When I really began submerging myself in the CrossFit community with the intentions to do it all — being an athlete, coach and gym owner — I remember hearing my mentor say, “CrossFit is probably too hard to ever really be mainstream.” He said this not as a negative thing, but as a characteristic complement.
This, of course, was years ago and the landscape of CrossFit has evolved remarkably. CrossFit now has professional athletes with six-figure incomes. Its Games are played on ESPN after upgrading from ESPN 2. Not even the World’s Strongest Man saw that key distinction. Furthermore, when those words came out of the founder of the seventh-ever affiliate’s mouth, there were maybe 1,000 of the now 8,000-plus gyms worldwide.

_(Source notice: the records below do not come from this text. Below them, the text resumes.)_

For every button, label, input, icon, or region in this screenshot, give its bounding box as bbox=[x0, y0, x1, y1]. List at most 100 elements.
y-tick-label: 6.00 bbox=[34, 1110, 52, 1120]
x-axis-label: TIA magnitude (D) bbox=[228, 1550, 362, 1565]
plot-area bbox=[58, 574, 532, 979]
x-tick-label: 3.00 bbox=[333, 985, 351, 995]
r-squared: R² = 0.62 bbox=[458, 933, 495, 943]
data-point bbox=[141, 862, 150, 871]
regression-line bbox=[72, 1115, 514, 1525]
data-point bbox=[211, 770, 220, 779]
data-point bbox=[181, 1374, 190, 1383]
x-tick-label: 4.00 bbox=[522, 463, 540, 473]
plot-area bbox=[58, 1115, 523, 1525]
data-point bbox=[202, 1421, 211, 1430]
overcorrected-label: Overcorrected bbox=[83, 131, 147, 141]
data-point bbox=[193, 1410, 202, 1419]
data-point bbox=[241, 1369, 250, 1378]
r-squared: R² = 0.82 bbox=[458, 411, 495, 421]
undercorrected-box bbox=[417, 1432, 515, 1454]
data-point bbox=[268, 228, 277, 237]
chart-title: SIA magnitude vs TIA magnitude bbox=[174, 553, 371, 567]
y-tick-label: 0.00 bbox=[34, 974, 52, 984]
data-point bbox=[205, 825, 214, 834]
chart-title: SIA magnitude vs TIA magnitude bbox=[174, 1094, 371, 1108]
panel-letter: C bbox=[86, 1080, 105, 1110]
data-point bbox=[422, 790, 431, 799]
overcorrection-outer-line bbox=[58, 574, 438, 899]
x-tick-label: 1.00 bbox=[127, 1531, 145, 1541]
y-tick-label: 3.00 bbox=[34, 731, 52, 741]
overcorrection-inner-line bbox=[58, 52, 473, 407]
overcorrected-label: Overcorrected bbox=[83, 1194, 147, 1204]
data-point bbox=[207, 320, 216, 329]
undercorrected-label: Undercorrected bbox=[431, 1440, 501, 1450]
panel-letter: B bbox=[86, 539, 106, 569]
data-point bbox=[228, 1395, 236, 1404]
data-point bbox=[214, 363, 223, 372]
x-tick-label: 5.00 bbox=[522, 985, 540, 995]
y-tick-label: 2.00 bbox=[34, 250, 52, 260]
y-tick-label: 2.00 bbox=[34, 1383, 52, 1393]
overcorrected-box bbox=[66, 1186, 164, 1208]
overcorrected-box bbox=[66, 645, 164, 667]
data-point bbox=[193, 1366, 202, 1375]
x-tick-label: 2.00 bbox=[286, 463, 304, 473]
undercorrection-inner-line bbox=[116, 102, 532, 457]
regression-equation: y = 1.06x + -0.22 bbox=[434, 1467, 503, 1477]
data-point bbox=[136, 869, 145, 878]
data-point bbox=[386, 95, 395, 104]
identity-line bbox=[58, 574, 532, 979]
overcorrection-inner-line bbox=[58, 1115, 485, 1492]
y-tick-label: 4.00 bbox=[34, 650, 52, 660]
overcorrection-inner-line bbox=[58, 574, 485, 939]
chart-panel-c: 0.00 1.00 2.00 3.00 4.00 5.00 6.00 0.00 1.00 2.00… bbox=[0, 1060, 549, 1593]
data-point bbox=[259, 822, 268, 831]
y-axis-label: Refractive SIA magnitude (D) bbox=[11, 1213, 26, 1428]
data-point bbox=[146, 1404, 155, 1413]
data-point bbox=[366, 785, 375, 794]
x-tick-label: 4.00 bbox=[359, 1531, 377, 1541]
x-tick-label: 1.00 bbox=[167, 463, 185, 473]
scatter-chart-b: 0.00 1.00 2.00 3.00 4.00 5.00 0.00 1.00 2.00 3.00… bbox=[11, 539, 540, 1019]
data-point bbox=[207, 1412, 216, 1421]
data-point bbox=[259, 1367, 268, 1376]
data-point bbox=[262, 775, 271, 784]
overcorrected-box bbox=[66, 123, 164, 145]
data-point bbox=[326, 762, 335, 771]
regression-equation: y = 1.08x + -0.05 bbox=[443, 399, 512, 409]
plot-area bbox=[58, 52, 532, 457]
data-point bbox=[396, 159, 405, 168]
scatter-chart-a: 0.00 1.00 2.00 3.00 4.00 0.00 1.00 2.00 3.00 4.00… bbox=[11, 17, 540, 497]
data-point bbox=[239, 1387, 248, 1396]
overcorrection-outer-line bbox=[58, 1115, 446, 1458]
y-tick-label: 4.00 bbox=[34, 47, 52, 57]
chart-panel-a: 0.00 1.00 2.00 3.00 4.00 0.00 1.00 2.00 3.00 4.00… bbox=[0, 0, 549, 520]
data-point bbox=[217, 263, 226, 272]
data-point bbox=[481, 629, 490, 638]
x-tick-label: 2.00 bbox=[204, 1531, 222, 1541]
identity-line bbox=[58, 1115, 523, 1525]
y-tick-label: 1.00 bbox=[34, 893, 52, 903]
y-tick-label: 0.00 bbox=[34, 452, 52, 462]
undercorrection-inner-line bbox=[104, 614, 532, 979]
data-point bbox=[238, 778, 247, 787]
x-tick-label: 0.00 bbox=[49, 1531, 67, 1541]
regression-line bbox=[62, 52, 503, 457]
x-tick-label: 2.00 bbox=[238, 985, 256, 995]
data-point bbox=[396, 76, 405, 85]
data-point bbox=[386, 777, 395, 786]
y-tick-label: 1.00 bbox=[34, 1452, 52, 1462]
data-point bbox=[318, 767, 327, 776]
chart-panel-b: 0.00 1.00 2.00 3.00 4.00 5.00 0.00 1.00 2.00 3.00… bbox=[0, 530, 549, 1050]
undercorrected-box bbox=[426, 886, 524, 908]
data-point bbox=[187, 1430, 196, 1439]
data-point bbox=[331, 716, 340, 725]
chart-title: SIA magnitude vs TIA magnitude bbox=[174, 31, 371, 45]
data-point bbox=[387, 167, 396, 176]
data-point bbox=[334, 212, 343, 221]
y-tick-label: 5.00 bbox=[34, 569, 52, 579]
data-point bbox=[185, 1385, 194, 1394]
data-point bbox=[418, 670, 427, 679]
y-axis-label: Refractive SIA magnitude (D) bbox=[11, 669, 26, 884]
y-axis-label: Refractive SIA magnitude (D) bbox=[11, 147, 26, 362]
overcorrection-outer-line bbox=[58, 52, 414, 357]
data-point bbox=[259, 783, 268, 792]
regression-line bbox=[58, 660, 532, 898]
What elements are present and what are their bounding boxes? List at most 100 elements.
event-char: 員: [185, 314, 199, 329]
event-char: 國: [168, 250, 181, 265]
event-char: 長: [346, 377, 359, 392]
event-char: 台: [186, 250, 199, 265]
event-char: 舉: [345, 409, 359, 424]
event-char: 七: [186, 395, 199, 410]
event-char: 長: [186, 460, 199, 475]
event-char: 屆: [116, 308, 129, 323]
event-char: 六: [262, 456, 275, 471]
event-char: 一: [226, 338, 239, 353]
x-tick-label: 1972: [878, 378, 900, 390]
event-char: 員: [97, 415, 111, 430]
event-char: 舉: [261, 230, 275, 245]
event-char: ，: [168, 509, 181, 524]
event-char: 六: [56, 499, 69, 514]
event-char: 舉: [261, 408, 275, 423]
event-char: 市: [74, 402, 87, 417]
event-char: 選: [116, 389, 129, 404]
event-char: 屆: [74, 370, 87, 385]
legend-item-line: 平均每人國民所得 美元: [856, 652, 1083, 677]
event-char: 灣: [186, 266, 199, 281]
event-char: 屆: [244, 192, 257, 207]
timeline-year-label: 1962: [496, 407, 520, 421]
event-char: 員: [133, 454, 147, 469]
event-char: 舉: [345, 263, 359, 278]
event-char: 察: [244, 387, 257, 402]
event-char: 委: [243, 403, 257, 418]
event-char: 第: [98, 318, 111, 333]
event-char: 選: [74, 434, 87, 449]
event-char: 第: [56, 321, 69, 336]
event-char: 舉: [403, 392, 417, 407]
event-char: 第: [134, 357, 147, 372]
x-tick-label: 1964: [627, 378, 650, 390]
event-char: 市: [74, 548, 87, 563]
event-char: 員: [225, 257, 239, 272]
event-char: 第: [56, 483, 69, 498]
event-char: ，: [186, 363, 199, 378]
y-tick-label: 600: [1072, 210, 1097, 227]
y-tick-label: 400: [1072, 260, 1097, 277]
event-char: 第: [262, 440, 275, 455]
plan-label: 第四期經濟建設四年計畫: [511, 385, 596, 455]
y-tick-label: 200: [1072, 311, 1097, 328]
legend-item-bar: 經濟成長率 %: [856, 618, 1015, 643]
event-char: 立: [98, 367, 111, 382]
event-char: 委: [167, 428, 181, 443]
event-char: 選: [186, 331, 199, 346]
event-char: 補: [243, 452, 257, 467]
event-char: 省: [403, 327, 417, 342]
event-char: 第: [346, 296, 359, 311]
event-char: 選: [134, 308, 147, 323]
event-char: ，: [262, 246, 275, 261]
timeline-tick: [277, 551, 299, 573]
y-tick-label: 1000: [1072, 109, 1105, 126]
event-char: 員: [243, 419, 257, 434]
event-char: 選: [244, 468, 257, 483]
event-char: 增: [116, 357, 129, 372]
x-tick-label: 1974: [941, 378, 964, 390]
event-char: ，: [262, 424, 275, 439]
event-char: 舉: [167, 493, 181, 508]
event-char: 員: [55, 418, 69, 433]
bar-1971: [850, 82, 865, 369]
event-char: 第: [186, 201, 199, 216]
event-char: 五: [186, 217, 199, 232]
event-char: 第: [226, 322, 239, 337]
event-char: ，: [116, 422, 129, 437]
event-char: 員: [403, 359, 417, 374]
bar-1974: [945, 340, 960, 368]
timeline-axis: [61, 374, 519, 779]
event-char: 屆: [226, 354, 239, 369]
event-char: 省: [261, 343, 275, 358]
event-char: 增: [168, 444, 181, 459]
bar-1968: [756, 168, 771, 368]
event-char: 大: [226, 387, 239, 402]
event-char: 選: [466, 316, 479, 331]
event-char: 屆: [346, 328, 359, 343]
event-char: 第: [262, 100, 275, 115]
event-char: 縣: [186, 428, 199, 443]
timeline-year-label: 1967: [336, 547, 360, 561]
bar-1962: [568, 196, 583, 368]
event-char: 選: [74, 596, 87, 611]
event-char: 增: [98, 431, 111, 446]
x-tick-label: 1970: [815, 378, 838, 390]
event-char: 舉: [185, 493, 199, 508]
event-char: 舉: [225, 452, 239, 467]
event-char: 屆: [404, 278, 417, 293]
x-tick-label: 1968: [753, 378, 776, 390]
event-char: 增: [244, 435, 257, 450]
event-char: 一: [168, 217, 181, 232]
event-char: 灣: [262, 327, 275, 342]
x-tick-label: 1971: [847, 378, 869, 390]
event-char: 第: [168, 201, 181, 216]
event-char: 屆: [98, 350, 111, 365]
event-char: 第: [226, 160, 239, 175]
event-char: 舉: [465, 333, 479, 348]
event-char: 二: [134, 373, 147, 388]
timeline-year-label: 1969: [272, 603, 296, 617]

So, I sit here wondering, “Is that still true?”
Is the pain cave too dark for the middle of the bell curve? Are high levels of fitness-induced adversity, like that in CrossFit, too much for the mainstream? Or is CrossFit, in its own CrossFit fashion, breaking that mold, too?
I don’t know the answer to these questions, but I’ll say this. I never thought I’d live in a world in which the masses shared the values and principles taught so well by the life of an athlete and the day-to-day inclusion of strength and conditioning in one’s life. Yet I’m a gym owner who is guilty of turning regular Joes into adversity-seeking, goal-crushing, blue-collar men and women.
Is it that the fringes — or “tails” — of the bell curve are getting bigger? Or are we seeing that CrossFit is perfectly relevant, as challenging and rogue as it is, for the masses in America? Maybe that’s just it. One by one, we’re changing the landscape of the population.
I’m excited at the prospect that the latter is true, and that my mentor had it wrong years ago.